The DWP’s reputation has been battered in recent years over its handling of disability benefits, including its widely distrusted fit for work tests, its Pip assessments, and its plans to migrate of hundreds of thousands of existing ESA claimants on to the much-derided universal credit benefit over the next three years.

The Demos report includes a poll of 2,000 people that found just 13% of the public believed the DWP was doing a good job in helping sick and disabled people find work, falling to 10% among disabled people and among those who have experienced a mental illness.

Almost two-thirds of disabled people and 63% of those who have experienced mental illness indicated they believed the DWP did not understand the concerns of ill and disabled people.
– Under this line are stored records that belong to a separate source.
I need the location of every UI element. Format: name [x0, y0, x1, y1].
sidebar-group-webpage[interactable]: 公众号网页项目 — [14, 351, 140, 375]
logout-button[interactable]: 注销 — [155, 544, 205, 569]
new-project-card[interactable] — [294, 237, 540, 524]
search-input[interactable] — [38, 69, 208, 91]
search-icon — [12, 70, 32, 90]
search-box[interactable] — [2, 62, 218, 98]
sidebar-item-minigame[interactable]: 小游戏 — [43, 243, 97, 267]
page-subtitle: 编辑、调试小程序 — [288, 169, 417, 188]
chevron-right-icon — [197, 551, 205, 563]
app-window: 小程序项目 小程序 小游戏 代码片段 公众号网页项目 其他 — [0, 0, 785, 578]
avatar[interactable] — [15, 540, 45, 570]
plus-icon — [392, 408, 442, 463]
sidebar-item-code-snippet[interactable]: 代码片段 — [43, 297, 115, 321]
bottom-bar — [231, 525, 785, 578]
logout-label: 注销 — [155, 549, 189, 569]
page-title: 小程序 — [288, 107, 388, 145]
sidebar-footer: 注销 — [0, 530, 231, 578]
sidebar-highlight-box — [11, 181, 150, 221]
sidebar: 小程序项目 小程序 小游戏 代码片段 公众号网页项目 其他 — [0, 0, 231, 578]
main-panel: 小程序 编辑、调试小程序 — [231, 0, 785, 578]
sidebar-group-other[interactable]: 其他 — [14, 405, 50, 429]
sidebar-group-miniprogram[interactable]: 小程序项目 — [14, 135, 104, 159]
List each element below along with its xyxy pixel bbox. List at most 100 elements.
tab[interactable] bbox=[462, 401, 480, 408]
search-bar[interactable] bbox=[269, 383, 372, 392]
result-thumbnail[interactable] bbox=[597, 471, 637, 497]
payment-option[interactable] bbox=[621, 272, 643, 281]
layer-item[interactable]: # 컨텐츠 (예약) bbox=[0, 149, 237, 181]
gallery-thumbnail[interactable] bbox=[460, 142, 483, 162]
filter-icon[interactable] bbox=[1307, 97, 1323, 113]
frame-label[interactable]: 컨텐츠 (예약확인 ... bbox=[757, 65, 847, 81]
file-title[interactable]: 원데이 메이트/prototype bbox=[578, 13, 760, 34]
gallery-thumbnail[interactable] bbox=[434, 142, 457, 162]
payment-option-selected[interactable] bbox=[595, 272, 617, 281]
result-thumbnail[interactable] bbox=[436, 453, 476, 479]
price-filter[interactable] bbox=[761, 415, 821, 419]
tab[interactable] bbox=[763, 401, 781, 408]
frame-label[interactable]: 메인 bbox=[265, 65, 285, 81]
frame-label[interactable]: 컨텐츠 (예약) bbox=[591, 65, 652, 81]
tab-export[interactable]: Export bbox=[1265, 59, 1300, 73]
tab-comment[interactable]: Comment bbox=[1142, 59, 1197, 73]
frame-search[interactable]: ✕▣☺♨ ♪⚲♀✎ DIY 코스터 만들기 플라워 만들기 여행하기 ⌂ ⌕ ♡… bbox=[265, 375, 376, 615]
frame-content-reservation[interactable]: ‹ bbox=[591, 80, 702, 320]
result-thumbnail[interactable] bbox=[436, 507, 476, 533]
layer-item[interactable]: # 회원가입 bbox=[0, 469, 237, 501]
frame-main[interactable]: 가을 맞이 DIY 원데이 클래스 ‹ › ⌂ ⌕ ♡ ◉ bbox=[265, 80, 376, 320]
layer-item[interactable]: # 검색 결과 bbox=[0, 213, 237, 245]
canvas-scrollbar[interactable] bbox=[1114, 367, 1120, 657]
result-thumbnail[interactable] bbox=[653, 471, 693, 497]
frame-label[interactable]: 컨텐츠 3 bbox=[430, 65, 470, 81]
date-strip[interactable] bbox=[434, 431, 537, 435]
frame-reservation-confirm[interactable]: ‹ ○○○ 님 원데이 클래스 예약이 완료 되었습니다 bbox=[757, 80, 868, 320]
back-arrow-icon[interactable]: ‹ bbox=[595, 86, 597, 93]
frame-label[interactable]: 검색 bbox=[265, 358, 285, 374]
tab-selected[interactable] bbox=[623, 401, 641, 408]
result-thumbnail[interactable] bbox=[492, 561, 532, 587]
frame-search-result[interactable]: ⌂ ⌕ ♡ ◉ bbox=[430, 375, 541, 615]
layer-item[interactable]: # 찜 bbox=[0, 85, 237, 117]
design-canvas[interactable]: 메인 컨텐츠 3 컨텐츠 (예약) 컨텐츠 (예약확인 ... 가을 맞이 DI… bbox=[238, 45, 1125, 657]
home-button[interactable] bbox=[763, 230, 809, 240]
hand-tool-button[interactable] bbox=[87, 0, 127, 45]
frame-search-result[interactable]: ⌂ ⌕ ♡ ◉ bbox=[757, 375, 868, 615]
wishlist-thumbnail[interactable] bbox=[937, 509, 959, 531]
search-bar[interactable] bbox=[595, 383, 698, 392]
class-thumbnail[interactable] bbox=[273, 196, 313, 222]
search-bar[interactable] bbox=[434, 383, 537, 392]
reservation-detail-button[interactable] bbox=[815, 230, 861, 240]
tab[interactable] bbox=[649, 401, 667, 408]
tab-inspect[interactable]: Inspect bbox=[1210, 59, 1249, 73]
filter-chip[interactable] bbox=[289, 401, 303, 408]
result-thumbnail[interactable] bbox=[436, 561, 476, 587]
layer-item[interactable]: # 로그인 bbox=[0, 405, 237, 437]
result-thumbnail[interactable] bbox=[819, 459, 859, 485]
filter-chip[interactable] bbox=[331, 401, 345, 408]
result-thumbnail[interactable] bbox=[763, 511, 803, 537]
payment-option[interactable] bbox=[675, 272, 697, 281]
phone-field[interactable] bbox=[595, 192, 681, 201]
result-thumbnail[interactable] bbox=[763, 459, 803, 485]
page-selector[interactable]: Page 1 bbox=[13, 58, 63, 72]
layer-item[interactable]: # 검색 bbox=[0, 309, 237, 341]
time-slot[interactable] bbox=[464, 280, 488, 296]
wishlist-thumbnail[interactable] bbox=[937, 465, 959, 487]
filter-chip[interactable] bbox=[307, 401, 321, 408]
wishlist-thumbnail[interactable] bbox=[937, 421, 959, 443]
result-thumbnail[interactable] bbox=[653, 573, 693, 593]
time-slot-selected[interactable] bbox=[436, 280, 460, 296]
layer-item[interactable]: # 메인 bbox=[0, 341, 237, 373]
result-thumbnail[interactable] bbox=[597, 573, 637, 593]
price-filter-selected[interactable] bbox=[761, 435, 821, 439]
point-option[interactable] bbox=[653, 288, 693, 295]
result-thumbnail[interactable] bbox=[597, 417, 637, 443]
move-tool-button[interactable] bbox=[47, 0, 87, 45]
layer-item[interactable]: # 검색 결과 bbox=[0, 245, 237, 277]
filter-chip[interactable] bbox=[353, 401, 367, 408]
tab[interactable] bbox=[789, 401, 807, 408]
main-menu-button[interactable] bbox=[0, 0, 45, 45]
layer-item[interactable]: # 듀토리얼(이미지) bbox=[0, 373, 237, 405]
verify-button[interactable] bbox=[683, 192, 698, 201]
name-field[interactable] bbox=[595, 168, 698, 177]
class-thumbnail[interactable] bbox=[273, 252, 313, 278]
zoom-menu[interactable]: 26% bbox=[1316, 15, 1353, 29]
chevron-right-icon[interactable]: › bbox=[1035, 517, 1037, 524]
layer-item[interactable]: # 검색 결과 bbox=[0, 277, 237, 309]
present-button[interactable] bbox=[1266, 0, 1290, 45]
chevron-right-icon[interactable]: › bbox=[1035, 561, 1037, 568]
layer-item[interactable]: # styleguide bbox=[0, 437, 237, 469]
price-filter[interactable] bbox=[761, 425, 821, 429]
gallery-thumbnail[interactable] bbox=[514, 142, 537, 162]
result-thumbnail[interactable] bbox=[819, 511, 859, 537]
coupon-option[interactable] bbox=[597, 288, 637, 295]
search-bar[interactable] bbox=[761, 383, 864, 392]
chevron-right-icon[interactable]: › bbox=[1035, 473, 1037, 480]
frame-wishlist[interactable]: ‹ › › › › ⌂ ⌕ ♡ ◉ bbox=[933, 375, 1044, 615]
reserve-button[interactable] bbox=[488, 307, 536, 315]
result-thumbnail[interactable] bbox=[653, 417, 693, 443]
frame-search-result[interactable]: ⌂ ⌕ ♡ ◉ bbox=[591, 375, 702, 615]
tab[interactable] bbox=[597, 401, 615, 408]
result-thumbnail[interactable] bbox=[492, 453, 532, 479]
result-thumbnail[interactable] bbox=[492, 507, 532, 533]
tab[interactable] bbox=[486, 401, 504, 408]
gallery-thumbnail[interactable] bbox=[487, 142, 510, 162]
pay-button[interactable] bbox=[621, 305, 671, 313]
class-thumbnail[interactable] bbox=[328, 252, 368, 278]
There was strong poll support for the view that the DWP should prioritise the health and wellbeing of ill and disabled claimants, and providing them with employment skills rather than focusing on getting them into work.

The report welcomed the apparent willingness of the work and pensions secretary, Amber Rudd, to involve claimants in reforming the system. “However, we believe we need reforms at both a greater pace and greater significance … [and] we do not have faith in the department to deliver these.”

The DWP rejected the report, saying it had increased the numbers of disabled people in employment in recent years, and its own claimants survey indicated that the majority of its frontline staff were considered knowledgeable, helpful, polite and understanding.

A DWP spokesperson said: “This survey of random members of the public, many of whom may never have claimed benefits or interacted with DWP, compares poorly with our most recent survey of actual claimants, which found that 80% of disabled people were satisfied with DWP’s services.”

A short paper by Tom Pollard, a former policy officer at the charity Mind, describing his frustrating experiences during an 18-month secondment at the DWP was published by Demos in January. It criticised the department’s obstructiveness to new ideas, and “narrow and fixed ideas of how things should be done”.